In this case, just letting it roll over to the 70s would've probably not created this bug.

rbanffy · on Nov 20, 2022

True, but then you are giving incorrect information about that file.

I tend to prefer failing before returning wrong data. Who knows what the program using the function will decide to do based on that data...

account42 · on Nov 21, 2022

Failing before returning the wrong data is good when someone is around to fix the failures. Not so good if it bricks the application without a fix even though the bad data would not have been important, such as e.g. file access times.

rbanffy · on Nov 21, 2022

When in doubt, fail safely. Always.

There is no way to be sure the date in question is or is not important. In that case, instead of giving someone a lifetime exposure to ionizing radiation, or pausing the respirator because the last time the person took a breath is in the distant future, it's better to crash right away so a person can figure out what to do.

account42 · on Nov 22, 2022

Only a Sith deals in absolutes.

The original post is about a game distribution client. You don't think that the approach for health/safty SW and entertainment SW can have different approaches to error handling?
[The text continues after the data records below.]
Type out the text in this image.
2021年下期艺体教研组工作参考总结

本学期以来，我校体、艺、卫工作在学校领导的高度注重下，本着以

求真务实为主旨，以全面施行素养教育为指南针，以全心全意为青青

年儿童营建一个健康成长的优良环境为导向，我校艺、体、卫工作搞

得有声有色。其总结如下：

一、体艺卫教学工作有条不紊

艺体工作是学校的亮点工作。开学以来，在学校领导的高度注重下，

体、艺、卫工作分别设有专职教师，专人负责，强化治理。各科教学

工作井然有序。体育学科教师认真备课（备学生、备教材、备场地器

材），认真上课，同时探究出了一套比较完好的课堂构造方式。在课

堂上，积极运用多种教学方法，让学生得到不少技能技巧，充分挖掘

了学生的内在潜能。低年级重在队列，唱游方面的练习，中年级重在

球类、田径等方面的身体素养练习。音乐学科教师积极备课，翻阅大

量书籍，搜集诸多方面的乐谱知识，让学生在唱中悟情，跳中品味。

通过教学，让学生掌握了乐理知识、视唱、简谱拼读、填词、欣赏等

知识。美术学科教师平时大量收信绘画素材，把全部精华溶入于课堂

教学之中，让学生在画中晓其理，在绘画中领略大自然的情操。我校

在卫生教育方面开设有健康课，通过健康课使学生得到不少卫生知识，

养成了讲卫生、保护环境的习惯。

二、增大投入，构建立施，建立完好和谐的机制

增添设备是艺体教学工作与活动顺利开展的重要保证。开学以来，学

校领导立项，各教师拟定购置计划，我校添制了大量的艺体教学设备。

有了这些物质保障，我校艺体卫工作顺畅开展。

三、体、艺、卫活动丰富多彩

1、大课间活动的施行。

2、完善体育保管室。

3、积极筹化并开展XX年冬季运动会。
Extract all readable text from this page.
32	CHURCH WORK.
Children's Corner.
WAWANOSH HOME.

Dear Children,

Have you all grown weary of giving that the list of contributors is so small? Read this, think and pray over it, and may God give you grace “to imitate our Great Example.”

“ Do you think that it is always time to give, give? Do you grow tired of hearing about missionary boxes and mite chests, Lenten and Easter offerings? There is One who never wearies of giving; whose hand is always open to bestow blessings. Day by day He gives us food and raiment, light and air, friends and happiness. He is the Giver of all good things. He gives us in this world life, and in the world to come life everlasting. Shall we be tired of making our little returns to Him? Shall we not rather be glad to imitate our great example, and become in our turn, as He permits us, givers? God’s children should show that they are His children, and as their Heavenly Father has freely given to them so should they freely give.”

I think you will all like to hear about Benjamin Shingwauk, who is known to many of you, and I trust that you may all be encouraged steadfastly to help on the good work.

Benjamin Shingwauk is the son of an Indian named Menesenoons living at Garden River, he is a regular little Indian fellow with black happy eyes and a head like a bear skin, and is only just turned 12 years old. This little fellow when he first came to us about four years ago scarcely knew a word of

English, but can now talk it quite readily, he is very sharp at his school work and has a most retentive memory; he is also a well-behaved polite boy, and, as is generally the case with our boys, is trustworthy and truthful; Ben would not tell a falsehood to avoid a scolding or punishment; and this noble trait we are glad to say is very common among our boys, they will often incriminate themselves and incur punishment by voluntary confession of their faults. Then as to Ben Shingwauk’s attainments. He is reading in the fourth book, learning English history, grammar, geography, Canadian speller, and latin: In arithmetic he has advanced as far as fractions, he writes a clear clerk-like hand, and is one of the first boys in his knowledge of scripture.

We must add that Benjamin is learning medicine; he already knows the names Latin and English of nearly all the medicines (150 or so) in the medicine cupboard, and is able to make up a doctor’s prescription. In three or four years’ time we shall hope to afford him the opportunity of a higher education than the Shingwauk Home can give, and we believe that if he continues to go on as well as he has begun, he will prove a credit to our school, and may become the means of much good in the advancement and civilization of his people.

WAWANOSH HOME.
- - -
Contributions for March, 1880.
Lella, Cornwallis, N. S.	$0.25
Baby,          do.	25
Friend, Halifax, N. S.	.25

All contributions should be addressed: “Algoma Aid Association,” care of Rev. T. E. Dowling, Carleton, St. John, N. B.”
Also remember that the latter class of software is usually abandoned after a short time so there will be noone around to fix the bug once a user runs into your fail-early check. So yes, pretty please don't fail early in release builds of single-player offline games and other SW with similar characteristics - currupting some state that *might* result in problems is much preferable to intentionally making the game unplayable.

Its also a matter of how you fail and how much. Surely you don't want your computer to BSOD if there is any application error so maybe there are other cases where you want to limit the scope of the error handling too. E.g. zeroing out the atime if it overflows could make sense. Failing the whole stat call likely causes more probblems than it prevents.